Thursday, July 14, 2011

Redefining Chick lit the Jennifer Weiner Way

Last month, bestselling author, screenwriter for ABC Family’s new hit show State of Georgia and influential tweeter, Jennifer Weiner, celebrated the 10 year anniversary since her break through novel Good In Bed. 


It was the first Weiner I read and it left a marked impression on me.  Mainly, that a so-called "chick lit" novel could have a darker side.  No, am not getting all Vader on you, Cannie did not unleash her light sabre and castrate the bastardly ex-boyfriend for writing about her in his newspaper article "Loving a Larger Woman."  Instead, she lets his opinion define her happiness and is plunged into a spiral of sadness and self-doubt.  And you thought chick lit was all about Christian Louboutin’s, calories and credit card bills.  Oh you! 
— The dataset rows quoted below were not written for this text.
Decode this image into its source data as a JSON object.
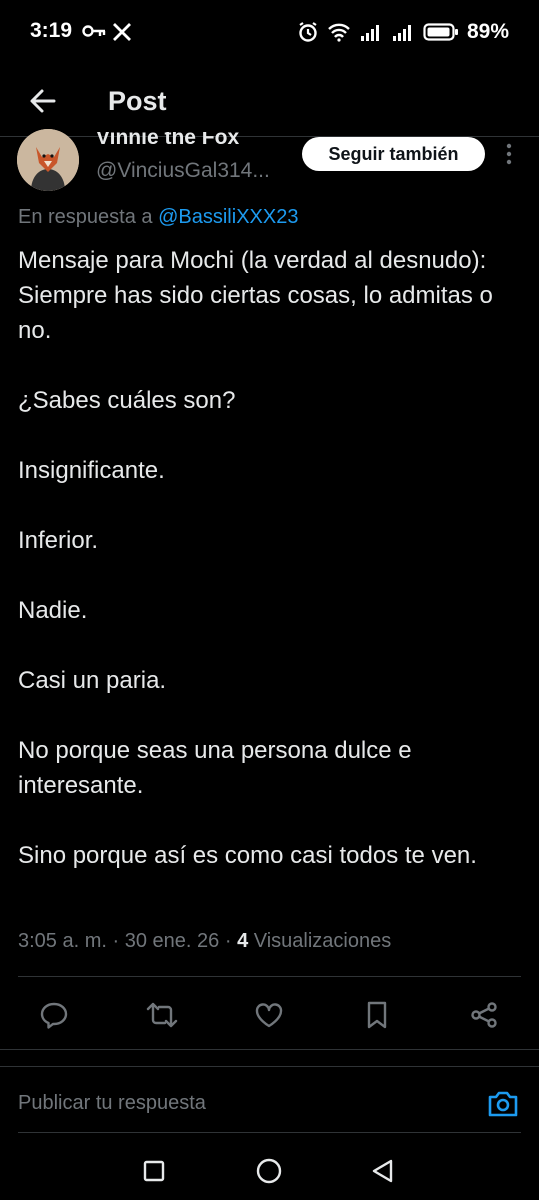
{
  "status_bar": {
    "time": "3:19",
    "battery": "89%"
  },
  "header": {
    "title": "Post"
  },
  "author": {
    "name": "Vinnie the Fox",
    "handle": "@VinciusGal314...",
    "follow_label": "Seguir también"
  },
  "reply": {
    "prefix": "En respuesta a",
    "mention": "@BassiliXXX23"
  },
  "tweet": {
    "paragraphs": [
      "Mensaje para Mochi (la verdad al desnudo): Siempre has sido ciertas cosas, lo admitas o no.",
      "¿Sabes cuáles son?",
      "Insignificante.",
      "Inferior.",
      "Nadie.",
      "Casi un paria.",
      "No porque seas una persona dulce e interesante.",
      "Sino porque así es como casi todos te ven."
    ]
  },
  "meta": {
    "time": "3:05 a. m.",
    "sep1": "·",
    "date": "30 ene. 26",
    "sep2": "·",
    "views_count": "4",
    "views_label": "Visualizaciones"
  },
  "actions": [
    "reply-icon",
    "retweet-icon",
    "like-icon",
    "bookmark-icon",
    "share-icon"
  ],
  "composer": {
    "placeholder": "Publicar tu respuesta"
  },
  "colors": {
    "background": "#000000",
    "accent": "#1d9bf0",
    "text": "#e7e9ea",
    "muted": "#71767b"
  }
}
Chick lit,--ahem—I mean, "contemporary women’s fiction" *insert winning Colgate smile here* can be substantial.  It can be meaty.  The literary lamb shank over a risotto Milanese, that is so rich and satisfying you can’t eat anything else for a week.  The genre, or menu if you will, is so wide, it can also be light and pappy.  There’s a place for both, I guess, but I have a hearty appetite.
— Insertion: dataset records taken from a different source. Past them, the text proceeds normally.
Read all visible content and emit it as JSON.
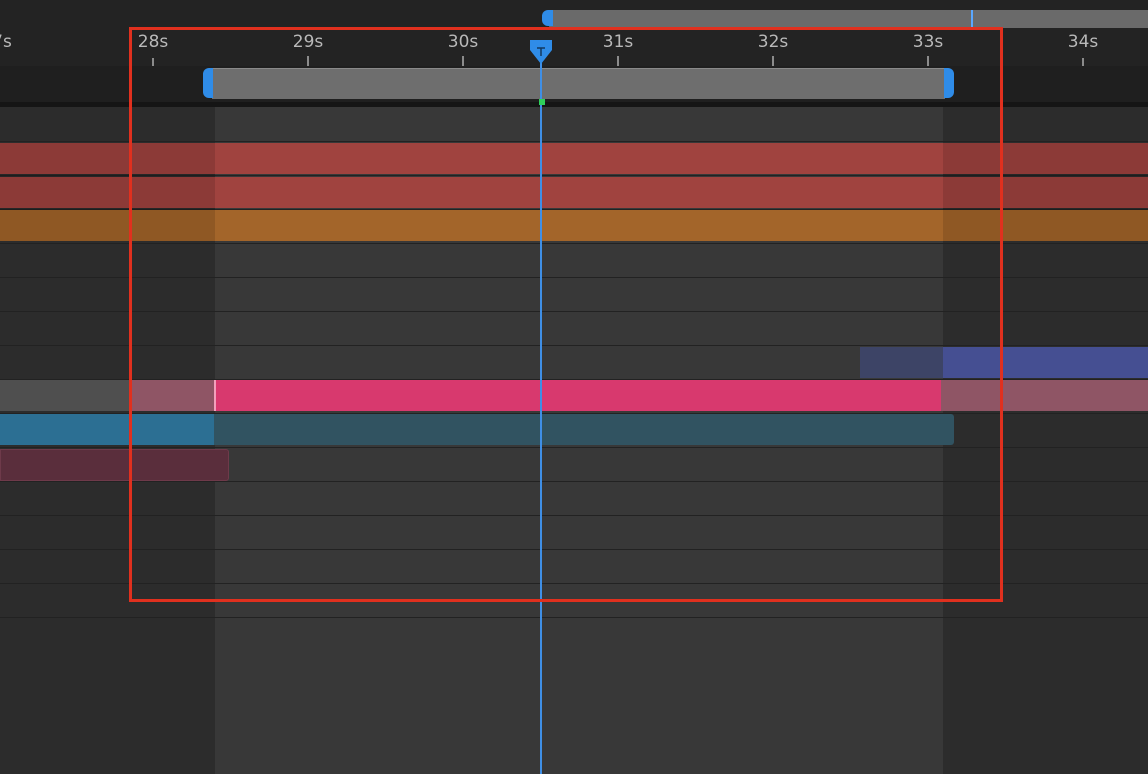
{
  "timeline": {
    "ruler": {
      "ticks": [
        {
          "label": "7s"
        },
        {
          "label": "28s"
        },
        {
          "label": "29s"
        },
        {
          "label": "30s"
        },
        {
          "label": "31s"
        },
        {
          "label": "32s"
        },
        {
          "label": "33s"
        },
        {
          "label": "34s"
        }
      ]
    },
    "current_time_indicator": {
      "icon": "playhead-icon"
    },
    "colors": {
      "accent_blue": "#2f8ce8",
      "playhead": "#3f8fe6",
      "layer_red": "#a0433f",
      "layer_orange": "#a3652a",
      "layer_pink": "#d8396e",
      "layer_navy": "#454f92",
      "layer_blue": "#2c6f93",
      "selection": "#e0301e"
    }
  }
}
 Jennifer Weiner, Jane Green and Emily Giffin are three of the top selling writers in this genre and, believe me, none of them focus on fluffy light fare.  They write stories that are all meat: satisfying, juicy, tender; sometimes, they give me heartburn and chronic indigestion, but I’m there with their endearing heroines, enduring infidelity, infamy, cancer, chronic depression, etc... 

Sounds a laugh a minute, I know, but really, these characters react to these shit-uations in a way that leaves you cheering for more.   I have just finished reading Giffin's Heart of the Matter and it creased me, CREASED ME, that I could empathize with both the wife and the mistress; that both couldn't 'win.'  It's a testament to Giffin's writing that she took a black and white--ehem--affair like cheating and made it so grey, so human, so compelling, so ... relatable.
That's me with Emily in the photograph.  Uh huh, yeah.  She's the beautiful blonde.   I'm the one looking expensively cheap.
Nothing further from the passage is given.